Opinion: Conflict in Gaza unjust
As an avid Daily Show viewer, I was excited to see Jon Stewart broach the subject of the current conflict in Israel and Palestine. As a young Jewish American who's active in the Palestinian solidarity movement, I found Stewart's situation of getting yelled at no matter what he tried to say all too real.
Stewart noted that it is impossible to talk about Israel and Palestine in Western media without actually discussing the current siege. Maybe there were good reasons for this — ignorance, heightened emotions, complicated history, identity politics — but I think we can do better.

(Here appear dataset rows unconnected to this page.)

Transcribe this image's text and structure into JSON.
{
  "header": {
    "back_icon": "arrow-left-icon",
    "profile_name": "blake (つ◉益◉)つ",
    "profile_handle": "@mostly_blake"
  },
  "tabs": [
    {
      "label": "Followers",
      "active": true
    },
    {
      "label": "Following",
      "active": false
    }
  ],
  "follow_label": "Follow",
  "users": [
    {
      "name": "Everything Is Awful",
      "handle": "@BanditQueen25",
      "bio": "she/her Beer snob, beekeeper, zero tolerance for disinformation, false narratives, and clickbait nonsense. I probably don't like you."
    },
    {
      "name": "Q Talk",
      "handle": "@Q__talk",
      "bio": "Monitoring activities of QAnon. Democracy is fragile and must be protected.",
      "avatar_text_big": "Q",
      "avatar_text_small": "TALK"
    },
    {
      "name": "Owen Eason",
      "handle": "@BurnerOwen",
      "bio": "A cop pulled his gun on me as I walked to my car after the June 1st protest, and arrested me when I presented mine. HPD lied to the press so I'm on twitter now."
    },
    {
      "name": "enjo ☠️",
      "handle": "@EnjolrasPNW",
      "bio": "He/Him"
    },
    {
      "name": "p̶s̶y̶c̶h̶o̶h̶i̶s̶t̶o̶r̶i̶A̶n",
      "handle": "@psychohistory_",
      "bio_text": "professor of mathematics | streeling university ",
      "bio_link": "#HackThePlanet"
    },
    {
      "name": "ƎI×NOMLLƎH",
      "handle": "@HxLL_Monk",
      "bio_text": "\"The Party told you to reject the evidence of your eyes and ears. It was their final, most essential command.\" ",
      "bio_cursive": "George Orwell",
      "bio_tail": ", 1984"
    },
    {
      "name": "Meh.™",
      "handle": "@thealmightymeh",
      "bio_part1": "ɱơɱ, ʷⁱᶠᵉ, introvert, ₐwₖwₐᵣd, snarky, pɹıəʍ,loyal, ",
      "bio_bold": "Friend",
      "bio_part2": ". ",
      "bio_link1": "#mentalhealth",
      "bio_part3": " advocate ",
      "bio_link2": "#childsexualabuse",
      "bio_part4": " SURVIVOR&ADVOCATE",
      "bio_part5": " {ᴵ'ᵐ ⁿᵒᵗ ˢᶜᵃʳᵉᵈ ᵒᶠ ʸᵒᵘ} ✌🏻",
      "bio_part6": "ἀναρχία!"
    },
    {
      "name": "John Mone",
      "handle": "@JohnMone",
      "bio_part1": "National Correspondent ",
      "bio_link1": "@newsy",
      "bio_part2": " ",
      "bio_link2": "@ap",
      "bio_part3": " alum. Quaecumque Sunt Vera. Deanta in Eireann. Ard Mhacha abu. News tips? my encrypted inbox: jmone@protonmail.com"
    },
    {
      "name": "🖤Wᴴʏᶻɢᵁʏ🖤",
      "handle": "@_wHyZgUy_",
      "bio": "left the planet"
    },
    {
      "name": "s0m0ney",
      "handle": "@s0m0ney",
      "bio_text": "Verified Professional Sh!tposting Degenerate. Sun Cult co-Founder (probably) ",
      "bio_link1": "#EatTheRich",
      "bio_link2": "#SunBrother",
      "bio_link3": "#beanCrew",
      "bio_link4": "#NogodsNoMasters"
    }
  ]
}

Let's talk about Israel and Palestine.
First, understanding the historical context of the situation is important. The Jewish Voice for Peace's video "Israel and Palestine, an animated introduction" is a great place to start: It explains the contentious issue simply and respectfully. In the video, the narrator asks what would happen if a refuge for a persecuted people was built in a place where another people already lived. This is the root of the Israeli-Palestinian conflict: The settling of one group of refugees created another group of refugees and the fallout has been plaguing the area since the state of Israel's inception.
Fast-forward 60 years to this summer. With the tragic abduction and murder of three Israeli students June 12 in the West Bank, the Israel Defense Forces began an 11-day siege that, according to +972 Magazine, led to 350 Palestinian arrests, more than 1,000 home raids and at least five Palestinian deaths.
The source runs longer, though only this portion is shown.